The controversies in California and Georgia are the latest example of how country clubs often straddle a line separating public from private, and equal opportunity from freedom of association, said Andrew Fortin, vice president of legal and government relations for the National Club Association.

“The bottom line issue is that under the Constitution, people are free to associate without excessive government interference,” Fortin said. “At what point does the government have the right to tell you what to do?”

Since country clubs function primarily as social venues — not places of business — the relationships between members should be viewed as familial, and thus free from government regulation, Fortin said.

Lynn Hogue, executive director of the Southeastern Legal Foundation, a conservative legal think tank in Atlanta, said Atlanta’s non-discrimination ordinance provides too much government encroachment into private affairs.

“What the city is doing is a reckless extension of their regulatory authority,” Hogue said. “You can’t use the power of government to rewrite the rules of membership for a private club.”

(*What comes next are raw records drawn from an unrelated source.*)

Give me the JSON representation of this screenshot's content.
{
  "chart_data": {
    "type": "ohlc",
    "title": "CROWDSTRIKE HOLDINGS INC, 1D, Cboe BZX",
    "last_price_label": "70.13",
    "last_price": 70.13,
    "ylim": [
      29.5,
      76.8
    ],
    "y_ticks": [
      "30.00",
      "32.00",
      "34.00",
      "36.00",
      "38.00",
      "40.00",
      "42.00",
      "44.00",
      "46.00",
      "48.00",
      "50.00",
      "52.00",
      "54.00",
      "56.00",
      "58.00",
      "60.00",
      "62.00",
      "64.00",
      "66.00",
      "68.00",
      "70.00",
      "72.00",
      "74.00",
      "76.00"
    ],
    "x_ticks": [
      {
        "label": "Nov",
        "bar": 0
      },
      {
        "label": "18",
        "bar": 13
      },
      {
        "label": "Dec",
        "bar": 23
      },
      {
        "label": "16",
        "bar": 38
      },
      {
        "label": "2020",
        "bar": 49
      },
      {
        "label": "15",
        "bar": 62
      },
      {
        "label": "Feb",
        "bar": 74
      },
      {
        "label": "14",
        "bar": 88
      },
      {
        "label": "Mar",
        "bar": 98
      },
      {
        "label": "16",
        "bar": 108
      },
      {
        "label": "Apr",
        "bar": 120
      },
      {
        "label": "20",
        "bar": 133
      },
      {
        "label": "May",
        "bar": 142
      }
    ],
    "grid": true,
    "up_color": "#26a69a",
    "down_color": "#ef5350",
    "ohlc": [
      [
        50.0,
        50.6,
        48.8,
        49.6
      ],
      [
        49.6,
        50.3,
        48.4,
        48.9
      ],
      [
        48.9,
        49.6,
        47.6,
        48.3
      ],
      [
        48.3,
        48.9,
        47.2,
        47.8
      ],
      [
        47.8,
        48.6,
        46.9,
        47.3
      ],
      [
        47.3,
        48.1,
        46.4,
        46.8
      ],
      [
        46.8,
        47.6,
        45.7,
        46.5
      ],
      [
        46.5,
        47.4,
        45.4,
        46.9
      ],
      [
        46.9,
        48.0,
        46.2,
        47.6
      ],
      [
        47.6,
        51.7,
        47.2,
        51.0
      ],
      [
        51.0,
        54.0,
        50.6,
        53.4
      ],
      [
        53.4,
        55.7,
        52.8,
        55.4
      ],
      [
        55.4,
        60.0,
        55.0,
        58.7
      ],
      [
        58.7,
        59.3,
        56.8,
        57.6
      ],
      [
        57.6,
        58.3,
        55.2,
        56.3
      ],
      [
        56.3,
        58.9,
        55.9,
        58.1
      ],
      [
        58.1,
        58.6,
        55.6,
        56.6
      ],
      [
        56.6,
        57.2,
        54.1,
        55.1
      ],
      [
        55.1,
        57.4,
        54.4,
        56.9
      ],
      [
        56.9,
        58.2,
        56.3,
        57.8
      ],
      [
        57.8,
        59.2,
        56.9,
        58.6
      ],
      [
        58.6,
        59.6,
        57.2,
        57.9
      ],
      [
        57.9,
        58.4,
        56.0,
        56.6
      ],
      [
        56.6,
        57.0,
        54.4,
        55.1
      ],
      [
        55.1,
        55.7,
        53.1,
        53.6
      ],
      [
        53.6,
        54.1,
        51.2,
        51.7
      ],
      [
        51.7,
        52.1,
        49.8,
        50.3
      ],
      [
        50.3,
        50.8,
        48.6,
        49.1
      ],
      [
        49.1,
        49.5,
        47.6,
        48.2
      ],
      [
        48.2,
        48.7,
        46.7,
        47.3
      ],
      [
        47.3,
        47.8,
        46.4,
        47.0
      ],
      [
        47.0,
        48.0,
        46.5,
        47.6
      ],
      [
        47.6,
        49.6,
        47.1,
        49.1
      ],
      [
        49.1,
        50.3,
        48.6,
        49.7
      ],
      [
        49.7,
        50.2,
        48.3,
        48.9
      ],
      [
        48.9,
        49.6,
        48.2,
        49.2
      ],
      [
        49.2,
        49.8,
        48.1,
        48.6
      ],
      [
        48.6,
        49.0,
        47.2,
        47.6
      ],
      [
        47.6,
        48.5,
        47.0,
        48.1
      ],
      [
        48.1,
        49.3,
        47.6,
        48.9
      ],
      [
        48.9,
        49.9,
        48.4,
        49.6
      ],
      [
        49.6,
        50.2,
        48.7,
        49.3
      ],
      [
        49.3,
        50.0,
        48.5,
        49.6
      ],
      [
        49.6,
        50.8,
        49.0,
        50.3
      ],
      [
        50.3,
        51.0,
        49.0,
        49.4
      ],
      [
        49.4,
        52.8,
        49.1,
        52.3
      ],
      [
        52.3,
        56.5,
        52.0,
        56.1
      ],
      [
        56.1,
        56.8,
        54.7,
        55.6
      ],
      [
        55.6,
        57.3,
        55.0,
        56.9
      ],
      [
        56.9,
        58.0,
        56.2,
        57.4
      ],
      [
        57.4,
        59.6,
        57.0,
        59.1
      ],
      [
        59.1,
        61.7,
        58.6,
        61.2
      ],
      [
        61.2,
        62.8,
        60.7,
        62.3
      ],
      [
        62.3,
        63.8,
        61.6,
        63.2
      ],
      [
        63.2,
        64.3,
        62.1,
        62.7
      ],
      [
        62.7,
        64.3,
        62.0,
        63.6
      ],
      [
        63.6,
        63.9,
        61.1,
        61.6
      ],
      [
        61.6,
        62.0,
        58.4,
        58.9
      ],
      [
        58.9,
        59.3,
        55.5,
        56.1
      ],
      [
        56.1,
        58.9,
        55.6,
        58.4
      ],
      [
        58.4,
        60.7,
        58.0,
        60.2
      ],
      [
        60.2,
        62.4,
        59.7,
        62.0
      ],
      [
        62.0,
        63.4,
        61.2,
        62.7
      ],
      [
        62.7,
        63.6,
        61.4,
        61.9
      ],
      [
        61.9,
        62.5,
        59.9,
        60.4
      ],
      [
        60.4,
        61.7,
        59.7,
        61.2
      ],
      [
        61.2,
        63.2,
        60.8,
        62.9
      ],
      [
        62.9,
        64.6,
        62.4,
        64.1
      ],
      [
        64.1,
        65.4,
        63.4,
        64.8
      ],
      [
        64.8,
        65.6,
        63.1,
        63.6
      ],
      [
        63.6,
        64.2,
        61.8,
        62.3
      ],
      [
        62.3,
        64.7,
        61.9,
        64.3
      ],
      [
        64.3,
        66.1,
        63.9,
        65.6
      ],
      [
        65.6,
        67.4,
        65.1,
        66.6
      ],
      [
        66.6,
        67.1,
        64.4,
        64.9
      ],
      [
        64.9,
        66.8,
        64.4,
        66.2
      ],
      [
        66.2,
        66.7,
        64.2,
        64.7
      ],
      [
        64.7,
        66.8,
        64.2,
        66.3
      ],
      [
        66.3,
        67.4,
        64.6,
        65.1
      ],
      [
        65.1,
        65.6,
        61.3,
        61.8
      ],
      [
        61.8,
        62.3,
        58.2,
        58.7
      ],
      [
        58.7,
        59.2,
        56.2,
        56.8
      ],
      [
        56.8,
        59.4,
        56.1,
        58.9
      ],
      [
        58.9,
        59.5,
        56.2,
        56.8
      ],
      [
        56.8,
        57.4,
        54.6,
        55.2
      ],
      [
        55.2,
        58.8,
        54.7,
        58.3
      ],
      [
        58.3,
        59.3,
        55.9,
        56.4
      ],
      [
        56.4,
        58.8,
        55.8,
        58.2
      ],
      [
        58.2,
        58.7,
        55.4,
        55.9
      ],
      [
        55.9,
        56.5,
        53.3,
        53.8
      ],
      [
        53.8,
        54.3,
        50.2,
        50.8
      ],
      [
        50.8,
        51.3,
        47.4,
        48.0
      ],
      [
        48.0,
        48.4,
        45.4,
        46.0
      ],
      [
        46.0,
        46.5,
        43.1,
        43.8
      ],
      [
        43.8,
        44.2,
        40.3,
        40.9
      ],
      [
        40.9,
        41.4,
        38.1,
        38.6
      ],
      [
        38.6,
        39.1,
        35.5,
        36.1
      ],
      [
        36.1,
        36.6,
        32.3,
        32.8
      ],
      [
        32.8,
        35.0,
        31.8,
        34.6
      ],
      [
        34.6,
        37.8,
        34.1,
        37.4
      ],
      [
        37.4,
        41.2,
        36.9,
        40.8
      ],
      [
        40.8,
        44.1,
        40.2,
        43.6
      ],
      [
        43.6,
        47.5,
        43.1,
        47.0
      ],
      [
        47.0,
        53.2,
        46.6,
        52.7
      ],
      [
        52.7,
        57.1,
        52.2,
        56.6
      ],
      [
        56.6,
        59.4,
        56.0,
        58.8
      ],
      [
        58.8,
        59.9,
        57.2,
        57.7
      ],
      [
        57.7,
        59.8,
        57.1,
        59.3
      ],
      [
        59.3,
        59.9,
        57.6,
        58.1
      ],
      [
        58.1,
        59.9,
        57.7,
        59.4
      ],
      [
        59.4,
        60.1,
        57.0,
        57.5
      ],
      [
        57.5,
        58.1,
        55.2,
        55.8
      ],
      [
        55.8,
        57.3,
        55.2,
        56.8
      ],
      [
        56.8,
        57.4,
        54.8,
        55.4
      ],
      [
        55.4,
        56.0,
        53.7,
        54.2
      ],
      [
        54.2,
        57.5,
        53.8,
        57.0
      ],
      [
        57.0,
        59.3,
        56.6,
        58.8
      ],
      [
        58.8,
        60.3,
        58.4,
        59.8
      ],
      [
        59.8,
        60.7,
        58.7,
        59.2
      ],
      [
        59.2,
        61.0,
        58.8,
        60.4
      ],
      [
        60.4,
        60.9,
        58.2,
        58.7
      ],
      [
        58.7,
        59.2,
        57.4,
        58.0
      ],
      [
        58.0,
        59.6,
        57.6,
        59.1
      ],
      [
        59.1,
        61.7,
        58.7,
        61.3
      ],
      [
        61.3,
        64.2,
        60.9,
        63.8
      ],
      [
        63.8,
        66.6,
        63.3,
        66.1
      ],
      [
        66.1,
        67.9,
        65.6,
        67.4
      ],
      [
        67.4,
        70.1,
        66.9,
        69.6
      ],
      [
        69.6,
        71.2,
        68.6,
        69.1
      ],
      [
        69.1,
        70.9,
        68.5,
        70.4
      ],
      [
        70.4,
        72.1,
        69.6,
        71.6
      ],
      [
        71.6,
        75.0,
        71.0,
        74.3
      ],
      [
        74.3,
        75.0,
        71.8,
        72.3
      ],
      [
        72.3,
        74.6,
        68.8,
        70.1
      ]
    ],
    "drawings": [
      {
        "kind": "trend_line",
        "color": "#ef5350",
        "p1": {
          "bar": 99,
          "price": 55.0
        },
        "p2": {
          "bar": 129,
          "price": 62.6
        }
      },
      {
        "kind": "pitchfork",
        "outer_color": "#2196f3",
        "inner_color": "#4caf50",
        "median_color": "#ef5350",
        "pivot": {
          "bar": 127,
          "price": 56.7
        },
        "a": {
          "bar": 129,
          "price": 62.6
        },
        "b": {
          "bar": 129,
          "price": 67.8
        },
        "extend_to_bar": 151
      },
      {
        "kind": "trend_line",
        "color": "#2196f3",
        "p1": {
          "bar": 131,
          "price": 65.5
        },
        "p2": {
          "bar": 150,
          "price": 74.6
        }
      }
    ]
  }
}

But since the club sells food and liquor — including to non-members — it should be considered a place of public accommodation and subject to Atlanta’s non-discrimination ordinance, Kyser said.

“I think most people forget about the public accommodation aspect of this issue and don’t realize the club is making a considerable amount of money by selling liquor,” Kyser said.

On Wednesday, a bill that would have prevented local governments from passing laws that impact the membership policies of private clubs died in the Georgia General Assembly.